The Dutch cannabis cafes winning through the coronavirus pandemic

14th December 2021

While restaurants, bars and pubs have been repeatedly subjected to strict lockdown measures in the Netherlands, cannabis cafes have reported a rise in revenue since the start of the pandemic.

According to Euronews, the first government-enforced lockdown in the Netherlands resulted in a “weed panic”, with long queues outside coffee shops, or cannabis cafes.

Despite restrictions on public gathering and travel, the shops – when they are not pressed by, for example, the Mayor of Amsterdam – have been able to keep up or, in some cases, increase their revenue.

Euronews reports that coffee shops in The Hague, where the Dutch parliament sits, are thriving.

This is almost solely because, while others in the hospitality sector have had some sort of limitations, the coffee shops were able to stay open and offer their products for takeaway.

A recently published survey found that 90% of Dutch cannabis users were smoking as much or more since the start of the pandemic, and three-quarters were smoking every single day.

In a country where the recreational use of cannabis has been adopted in the culture for decades, it shouldn’t be surprising that the industry has managed to flourish.

Stephen Snelders, a historian of drug use, suggests that people had a good reason to pick up a joint: they wanted to find a way to deal with anxiety worsened by the pandemic.

He said: “So it is not about people wanting to get high, to escape. It is more a way to cope with the everyday anxiety.”

While the coffee shops are part of the landscape in a number of big Dutch cities, Amsterdam could be the very first to ban foreign tourists from entering the venues. Recent reports suggest the measure could be introduced to clean the streets of “mass, low-budget tourism.”

Amsterdam’s mayor Femke Halsema claimed: “Amsterdam is an international city, and we wish to attract tourists, but we would like them to come for its richness, its beauty and its cultural institutions.

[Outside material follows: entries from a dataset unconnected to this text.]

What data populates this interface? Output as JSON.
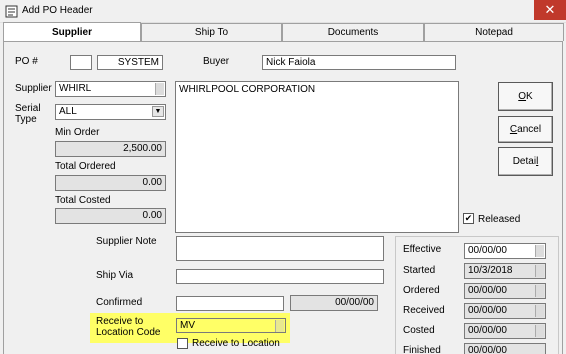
{
  "window": {
    "title": "Add PO Header",
    "close_glyph": "✕",
    "title_icon": "document-icon"
  },
  "tabs": [
    {
      "label": "Supplier",
      "active": true
    },
    {
      "label": "Ship To",
      "active": false
    },
    {
      "label": "Documents",
      "active": false
    },
    {
      "label": "Notepad",
      "active": false
    }
  ],
  "header": {
    "po_label": "PO #",
    "po_prefix": "",
    "po_number": "SYSTEM",
    "buyer_label": "Buyer",
    "buyer_value": "Nick Faiola"
  },
  "supplier": {
    "supplier_label": "Supplier",
    "supplier_code": "WHIRL",
    "supplier_name": "WHIRLPOOL CORPORATION",
    "serial_type_label": "Serial\nType",
    "serial_type_value": "ALL",
    "min_order_label": "Min Order",
    "min_order_value": "2,500.00",
    "total_ordered_label": "Total Ordered",
    "total_ordered_value": "0.00",
    "total_costed_label": "Total Costed",
    "total_costed_value": "0.00"
  },
  "buttons": {
    "ok": "OK",
    "cancel": "Cancel",
    "detail": "Detail"
  },
  "released": {
    "label": "Released",
    "checked": true,
    "mark": "✔"
  },
  "lower": {
    "supplier_note_label": "Supplier Note",
    "supplier_note_value": "",
    "ship_via_label": "Ship Via",
    "ship_via_value": "",
    "confirmed_label": "Confirmed",
    "confirmed_value": "",
    "confirmed_date": "00/00/00",
    "receive_label": "Receive to\nLocation Code",
    "receive_value": "MV",
    "receive_checkbox_label": "Receive to Location",
    "highlight_color": "#ffff66"
  },
  "dates": {
    "effective_label": "Effective",
    "effective_value": "00/00/00",
    "started_label": "Started",
    "started_value": "10/3/2018",
    "ordered_label": "Ordered",
    "ordered_value": "00/00/00",
    "received_label": "Received",
    "received_value": "00/00/00",
    "costed_label": "Costed",
    "costed_value": "00/00/00",
    "finished_label": "Finished",
    "finished_value": "00/00/00"
  }
}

“Coffeeshops, especially in the centre, largely run on tourists. The increase in tourism has only increased demand and attracted hard-drug criminality in the process.”

The plan caused an outcry among business owners, as they claim they are already struggling from the declining number of tourists visiting the city because of the pandemic measures.

An employee from Barney’s Coffeeshop said a few weeks ago: “It’s been a quiet year, definitely.

“Obviously [it’s better] compared to last summer with the corona[virus], but this year it started getting busy, but it’s still nothing compared to the years before.

“Only really French tourists have been coming over, French and Germans, not many English, not many Italians anymore.”